Soal Hoaks Tujuh Kontainer Surat Suara, Tunggu Penyelidikan Polisi

Kamis, 3 Januari 2019 | 14:27 WIB
Soal Hoaks Tujuh Kontainer Surat Suara, Tunggu Penyelidikan Polisi

Ketua KPU, Arief Budiman (tengah), didampingi anggota-anggota KPU dan Badan Pengawas Pemilu menyampaikan keterangan pers seusai memeriksa langsung kebenaran informasi ada tujuh kontainer surat suara yang sudah tercoblos, di kantor Direktorat Jenderal Bea dan Cukai, Pelabuhan Tanjung Priok, Jakarta, Kamis (3/1/2019). Ia menegaskan kabar itu tidak benar dan akan memproses secara hukum pihak-pihak yang menyebarkan informasi tersebut. (FOTO: ANTARA/LINDO)

JAKARTA, LINDO - Direktur Eksekutif Komunikonten, Hariqo Wibawa Satria, mengingatkan semua pihak tidak mengambil kesimpulan sendiri terkait hoaks tujuh kontainer surat suara, dan menyerahkan pengungkapan kasus itu pada polisi.

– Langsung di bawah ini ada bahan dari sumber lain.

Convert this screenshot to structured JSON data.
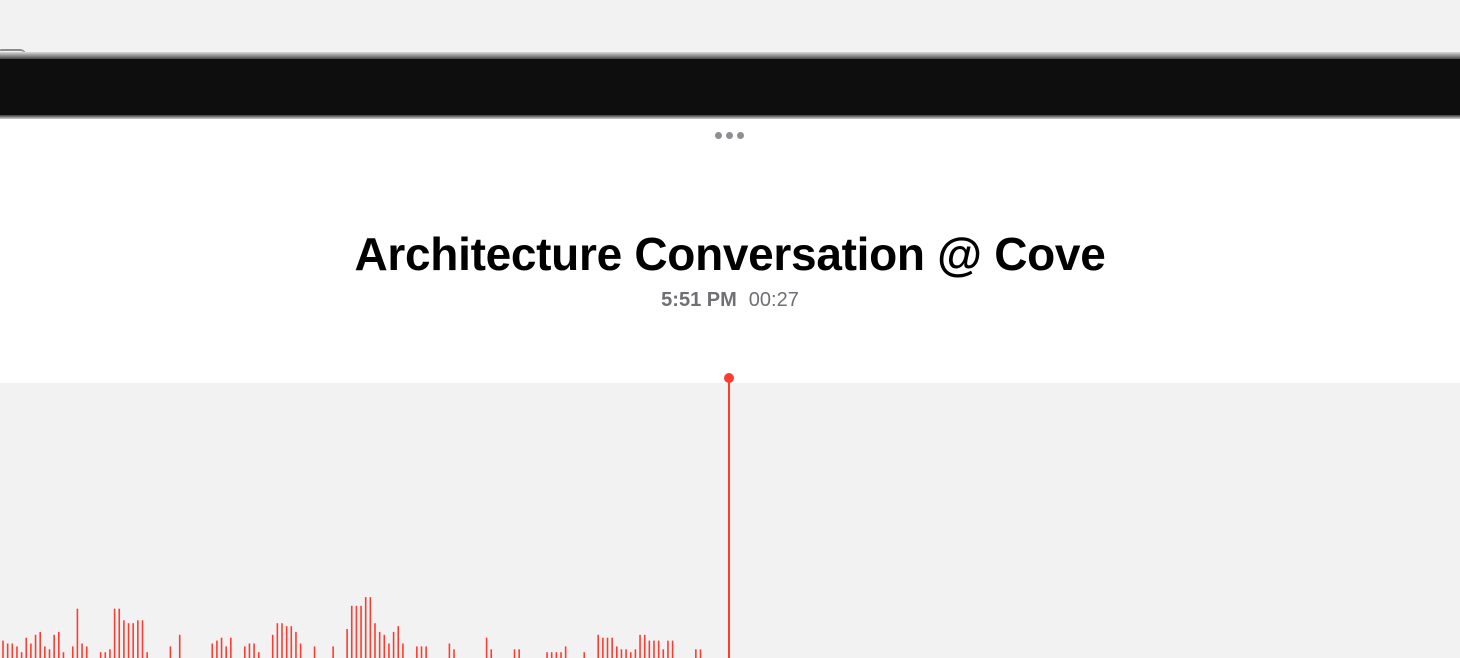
{
  "recording": {
    "title": "Architecture Conversation @ Cove",
    "time": "5:51 PM",
    "duration": "00:27"
  },
  "icons": {
    "more": "ellipsis-icon"
  },
  "colors": {
    "accent": "#ff3b30",
    "secondary_text": "#6f6f74"
  },
  "waveform": {
    "amplitudes": [
      0.06,
      0.05,
      0.05,
      0.04,
      0.02,
      0.07,
      0.05,
      0.08,
      0.09,
      0.04,
      0.03,
      0.08,
      0.09,
      0.02,
      0.0,
      0.04,
      0.17,
      0.05,
      0.04,
      0.0,
      0.0,
      0.02,
      0.02,
      0.03,
      0.17,
      0.17,
      0.13,
      0.12,
      0.12,
      0.13,
      0.13,
      0.02,
      0.0,
      0.0,
      0.0,
      0.0,
      0.04,
      0.0,
      0.08,
      0.0,
      0.0,
      0.0,
      0.0,
      0.0,
      0.0,
      0.05,
      0.06,
      0.07,
      0.04,
      0.07,
      0.0,
      0.0,
      0.04,
      0.05,
      0.05,
      0.02,
      0.0,
      0.0,
      0.08,
      0.12,
      0.12,
      0.11,
      0.11,
      0.09,
      0.05,
      0.0,
      0.0,
      0.04,
      0.0,
      0.0,
      0.0,
      0.04,
      0.0,
      0.0,
      0.1,
      0.18,
      0.18,
      0.18,
      0.21,
      0.21,
      0.12,
      0.09,
      0.08,
      0.05,
      0.09,
      0.11,
      0.05,
      0.0,
      0.0,
      0.04,
      0.04,
      0.04,
      0.0,
      0.0,
      0.0,
      0.0,
      0.05,
      0.03,
      0.0,
      0.0,
      0.0,
      0.0,
      0.0,
      0.0,
      0.07,
      0.03,
      0.0,
      0.0,
      0.0,
      0.0,
      0.03,
      0.03,
      0.0,
      0.0,
      0.0,
      0.0,
      0.0,
      0.02,
      0.02,
      0.02,
      0.02,
      0.04,
      0.0,
      0.0,
      0.0,
      0.02,
      0.0,
      0.0,
      0.08,
      0.07,
      0.07,
      0.07,
      0.04,
      0.03,
      0.03,
      0.02,
      0.03,
      0.08,
      0.08,
      0.06,
      0.06,
      0.06,
      0.03,
      0.06,
      0.06,
      0.0,
      0.0,
      0.0,
      0.0,
      0.03,
      0.03
    ]
  }
}
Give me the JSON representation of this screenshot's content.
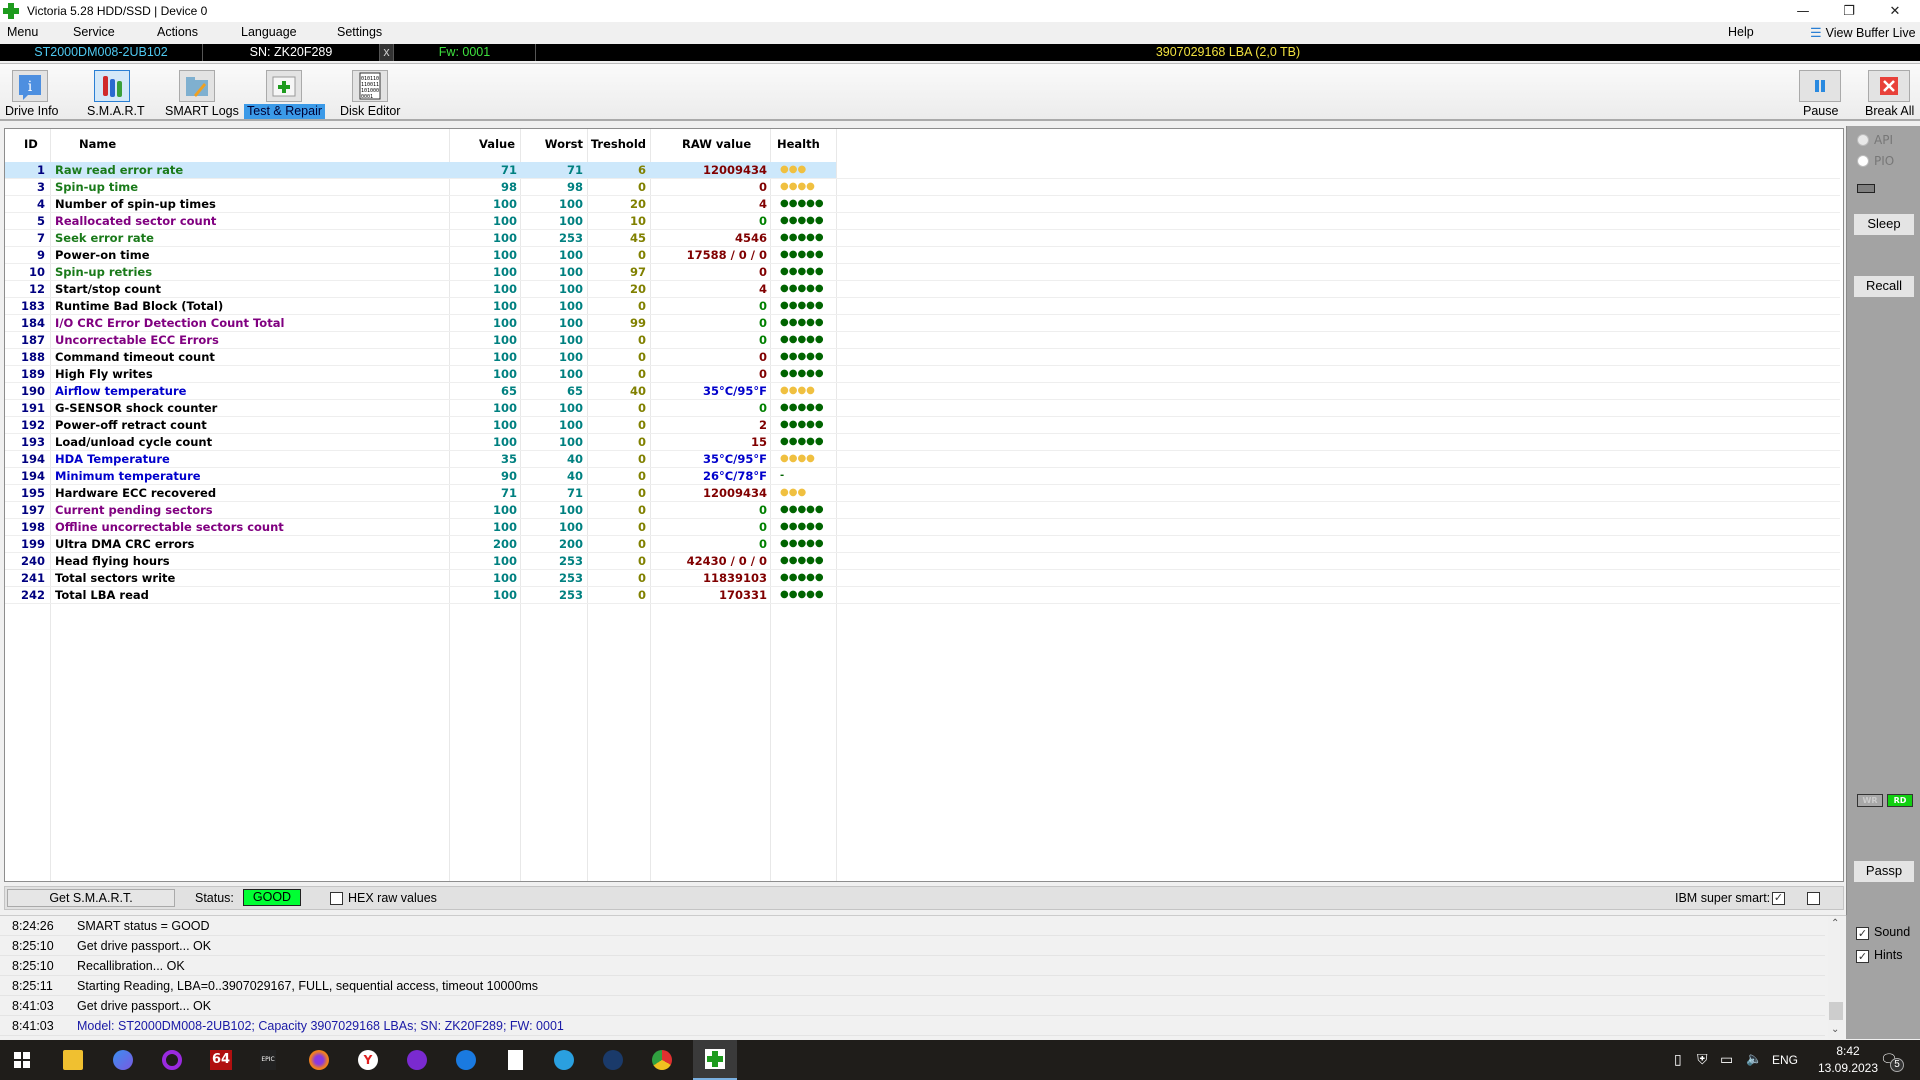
{
  "window": {
    "title": "Victoria 5.28 HDD/SSD | Device 0",
    "controls": {
      "minimize": "—",
      "restore": "❐",
      "close": "✕"
    }
  },
  "menu": {
    "items": [
      "Menu",
      "Service",
      "Actions",
      "Language",
      "Settings"
    ],
    "help": "Help",
    "view_buffer": "View Buffer Live"
  },
  "drive": {
    "model": "ST2000DM008-2UB102",
    "serial": "SN: ZK20F289",
    "close": "x",
    "firmware": "Fw: 0001",
    "capacity": "3907029168 LBA (2,0 TB)"
  },
  "toolbar": {
    "tabs": [
      {
        "label": "Drive Info",
        "icon": "info-icon"
      },
      {
        "label": "S.M.A.R.T",
        "icon": "test-tubes-icon"
      },
      {
        "label": "SMART Logs",
        "icon": "folder-edit-icon"
      },
      {
        "label": "Test & Repair",
        "icon": "first-aid-icon",
        "active": true
      },
      {
        "label": "Disk Editor",
        "icon": "binary-file-icon"
      }
    ],
    "pause": "Pause",
    "break_all": "Break All"
  },
  "table": {
    "headers": {
      "id": "ID",
      "name": "Name",
      "value": "Value",
      "worst": "Worst",
      "threshold": "Treshold",
      "raw": "RAW value",
      "health": "Health"
    },
    "colors": {
      "green": "#1a7a1a",
      "black": "#000000",
      "purple": "#800080",
      "blue": "#0000cc",
      "raw_default": "#800000",
      "raw_zero_green": "#008000",
      "raw_temp": "#0000cc",
      "health_good": "#006400",
      "health_warn": "#f0c040"
    },
    "rows": [
      {
        "id": "1",
        "name": "Raw read error rate",
        "nc": "green",
        "value": "71",
        "worst": "71",
        "threshold": "6",
        "raw": "12009434",
        "rc": "raw_default",
        "health": "●●●",
        "hc": "health_warn",
        "selected": true
      },
      {
        "id": "3",
        "name": "Spin-up time",
        "nc": "green",
        "value": "98",
        "worst": "98",
        "threshold": "0",
        "raw": "0",
        "rc": "raw_default",
        "health": "●●●●",
        "hc": "health_warn"
      },
      {
        "id": "4",
        "name": "Number of spin-up times",
        "nc": "black",
        "value": "100",
        "worst": "100",
        "threshold": "20",
        "raw": "4",
        "rc": "raw_default",
        "health": "●●●●●",
        "hc": "health_good"
      },
      {
        "id": "5",
        "name": "Reallocated sector count",
        "nc": "purple",
        "value": "100",
        "worst": "100",
        "threshold": "10",
        "raw": "0",
        "rc": "raw_zero_green",
        "health": "●●●●●",
        "hc": "health_good"
      },
      {
        "id": "7",
        "name": "Seek error rate",
        "nc": "green",
        "value": "100",
        "worst": "253",
        "threshold": "45",
        "raw": "4546",
        "rc": "raw_default",
        "health": "●●●●●",
        "hc": "health_good"
      },
      {
        "id": "9",
        "name": "Power-on time",
        "nc": "black",
        "value": "100",
        "worst": "100",
        "threshold": "0",
        "raw": "17588 / 0 / 0",
        "rc": "raw_default",
        "health": "●●●●●",
        "hc": "health_good"
      },
      {
        "id": "10",
        "name": "Spin-up retries",
        "nc": "green",
        "value": "100",
        "worst": "100",
        "threshold": "97",
        "raw": "0",
        "rc": "raw_default",
        "health": "●●●●●",
        "hc": "health_good"
      },
      {
        "id": "12",
        "name": "Start/stop count",
        "nc": "black",
        "value": "100",
        "worst": "100",
        "threshold": "20",
        "raw": "4",
        "rc": "raw_default",
        "health": "●●●●●",
        "hc": "health_good"
      },
      {
        "id": "183",
        "name": "Runtime Bad Block (Total)",
        "nc": "black",
        "value": "100",
        "worst": "100",
        "threshold": "0",
        "raw": "0",
        "rc": "raw_zero_green",
        "health": "●●●●●",
        "hc": "health_good"
      },
      {
        "id": "184",
        "name": "I/O CRC Error Detection Count Total",
        "nc": "purple",
        "value": "100",
        "worst": "100",
        "threshold": "99",
        "raw": "0",
        "rc": "raw_zero_green",
        "health": "●●●●●",
        "hc": "health_good"
      },
      {
        "id": "187",
        "name": "Uncorrectable ECC Errors",
        "nc": "purple",
        "value": "100",
        "worst": "100",
        "threshold": "0",
        "raw": "0",
        "rc": "raw_zero_green",
        "health": "●●●●●",
        "hc": "health_good"
      },
      {
        "id": "188",
        "name": "Command timeout count",
        "nc": "black",
        "value": "100",
        "worst": "100",
        "threshold": "0",
        "raw": "0",
        "rc": "raw_default",
        "health": "●●●●●",
        "hc": "health_good"
      },
      {
        "id": "189",
        "name": "High Fly writes",
        "nc": "black",
        "value": "100",
        "worst": "100",
        "threshold": "0",
        "raw": "0",
        "rc": "raw_default",
        "health": "●●●●●",
        "hc": "health_good"
      },
      {
        "id": "190",
        "name": "Airflow temperature",
        "nc": "blue",
        "value": "65",
        "worst": "65",
        "threshold": "40",
        "raw": "35°C/95°F",
        "rc": "raw_temp",
        "health": "●●●●",
        "hc": "health_warn"
      },
      {
        "id": "191",
        "name": "G-SENSOR shock counter",
        "nc": "black",
        "value": "100",
        "worst": "100",
        "threshold": "0",
        "raw": "0",
        "rc": "raw_zero_green",
        "health": "●●●●●",
        "hc": "health_good"
      },
      {
        "id": "192",
        "name": "Power-off retract count",
        "nc": "black",
        "value": "100",
        "worst": "100",
        "threshold": "0",
        "raw": "2",
        "rc": "raw_default",
        "health": "●●●●●",
        "hc": "health_good"
      },
      {
        "id": "193",
        "name": "Load/unload cycle count",
        "nc": "black",
        "value": "100",
        "worst": "100",
        "threshold": "0",
        "raw": "15",
        "rc": "raw_default",
        "health": "●●●●●",
        "hc": "health_good"
      },
      {
        "id": "194",
        "name": "HDA Temperature",
        "nc": "blue",
        "value": "35",
        "worst": "40",
        "threshold": "0",
        "raw": "35°C/95°F",
        "rc": "raw_temp",
        "health": "●●●●",
        "hc": "health_warn"
      },
      {
        "id": "194",
        "name": "Minimum temperature",
        "nc": "blue",
        "value": "90",
        "worst": "40",
        "threshold": "0",
        "raw": "26°C/78°F",
        "rc": "raw_temp",
        "health": "-",
        "hc": "health_good"
      },
      {
        "id": "195",
        "name": "Hardware ECC recovered",
        "nc": "black",
        "value": "71",
        "worst": "71",
        "threshold": "0",
        "raw": "12009434",
        "rc": "raw_default",
        "health": "●●●",
        "hc": "health_warn"
      },
      {
        "id": "197",
        "name": "Current pending sectors",
        "nc": "purple",
        "value": "100",
        "worst": "100",
        "threshold": "0",
        "raw": "0",
        "rc": "raw_zero_green",
        "health": "●●●●●",
        "hc": "health_good"
      },
      {
        "id": "198",
        "name": "Offline uncorrectable sectors count",
        "nc": "purple",
        "value": "100",
        "worst": "100",
        "threshold": "0",
        "raw": "0",
        "rc": "raw_zero_green",
        "health": "●●●●●",
        "hc": "health_good"
      },
      {
        "id": "199",
        "name": "Ultra DMA CRC errors",
        "nc": "black",
        "value": "200",
        "worst": "200",
        "threshold": "0",
        "raw": "0",
        "rc": "raw_zero_green",
        "health": "●●●●●",
        "hc": "health_good"
      },
      {
        "id": "240",
        "name": "Head flying hours",
        "nc": "black",
        "value": "100",
        "worst": "253",
        "threshold": "0",
        "raw": "42430 / 0 / 0",
        "rc": "raw_default",
        "health": "●●●●●",
        "hc": "health_good"
      },
      {
        "id": "241",
        "name": "Total sectors write",
        "nc": "black",
        "value": "100",
        "worst": "253",
        "threshold": "0",
        "raw": "11839103",
        "rc": "raw_default",
        "health": "●●●●●",
        "hc": "health_good"
      },
      {
        "id": "242",
        "name": "Total LBA read",
        "nc": "black",
        "value": "100",
        "worst": "253",
        "threshold": "0",
        "raw": "170331",
        "rc": "raw_default",
        "health": "●●●●●",
        "hc": "health_good"
      }
    ]
  },
  "status_bar": {
    "get_smart": "Get S.M.A.R.T.",
    "status_label": "Status:",
    "status_value": "GOOD",
    "hex_raw": "HEX raw values",
    "hex_checked": false,
    "ibm_super_smart": "IBM super smart:",
    "ibm_checked": true,
    "extra_checked": false
  },
  "side_panel": {
    "api": "API",
    "pio": "PIO",
    "sleep": "Sleep",
    "recall": "Recall",
    "wr": "WR",
    "rd": "RD",
    "passp": "Passp",
    "sound": "Sound",
    "sound_checked": true,
    "hints": "Hints",
    "hints_checked": true
  },
  "log": [
    {
      "time": "8:24:26",
      "msg": "SMART status = GOOD",
      "color": "#000000"
    },
    {
      "time": "8:25:10",
      "msg": "Get drive passport... OK",
      "color": "#000000"
    },
    {
      "time": "8:25:10",
      "msg": "Recallibration... OK",
      "color": "#000000"
    },
    {
      "time": "8:25:11",
      "msg": "Starting Reading, LBA=0..3907029167, FULL, sequential access, timeout 10000ms",
      "color": "#000000"
    },
    {
      "time": "8:41:03",
      "msg": "Get drive passport... OK",
      "color": "#000000"
    },
    {
      "time": "8:41:03",
      "msg": "Model: ST2000DM008-2UB102; Capacity 3907029168 LBAs; SN: ZK20F289; FW: 0001",
      "color": "#1a1aa6"
    }
  ],
  "taskbar": {
    "apps": [
      "start",
      "file-explorer",
      "bing",
      "cortana",
      "aida64",
      "epic-games",
      "firefox",
      "yandex",
      "podcast",
      "battlenet",
      "notepad",
      "telegram",
      "steam",
      "chrome",
      "victoria"
    ],
    "aida_label": "64",
    "epic_label": "EPIC",
    "lang": "ENG",
    "time": "8:42",
    "date": "13.09.2023",
    "notifications": "5"
  }
}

"Sambil menunggu hasil penyelidikan aparat, marilah kita menunda atau menyimpan kesimpulan, tidak menuduh pihak mana pun. Situasi saling curiga merugikan keluarga besar bangsa Indonesia," kata dia, dalam keterangan tertulis di Jakarta, Kamis (3/1/2019).

Sumber utama hoaks ini adalah sebuah rekaman suara, di dalamnya terdapat suara seorang pria mengatakan ada satu kontainer surat suara yang telah dicoblos di Pelabuhan Tanjung Priok, Jakarta.

"Siapa pria itu, dari kelompok capres mana, apa target dan tujuannya, dan berbagai misteri lainnya akan terungkap jika pria itu ditangkap," kata Hariqo.

Yang jelas, kata dia, harus diwaspadai kemungkinan adu domba antarpendukung calon presiden-wakil presiden, antaragama, antarsuku, dan lain-lain.

"Sebaiknya jangan langsung percaya terhadap isi sebuah screenshoot status medsos, percakapan WhatsApp. Cek ke medsosnya langsung, apakah nama dan status itu benar-benar ada atau hanya editan," katanya.

Jika ternyata asli maka sebaiknya dilaporkan ke aparat dan tidak menggeneralisasi seakan satu mewakili semua. Bisa saja seseorang membuat akun medsos dengan nama yang identik dengan identitas agama tertentu kemudian menyerang agama lain.

Para penghasut dan pengadu domba bisa menyamar menjadi penganut agama Islam, Kristen, Katolik, Hindu, Buddha, Konghuchu, Yahudi, Sunni, Syiah, Wahabi, dan lain-lain.

"Para pengadu domba juga bisa menyamar menjadi pendukung Jokowi maupun Prabowo," kata dia.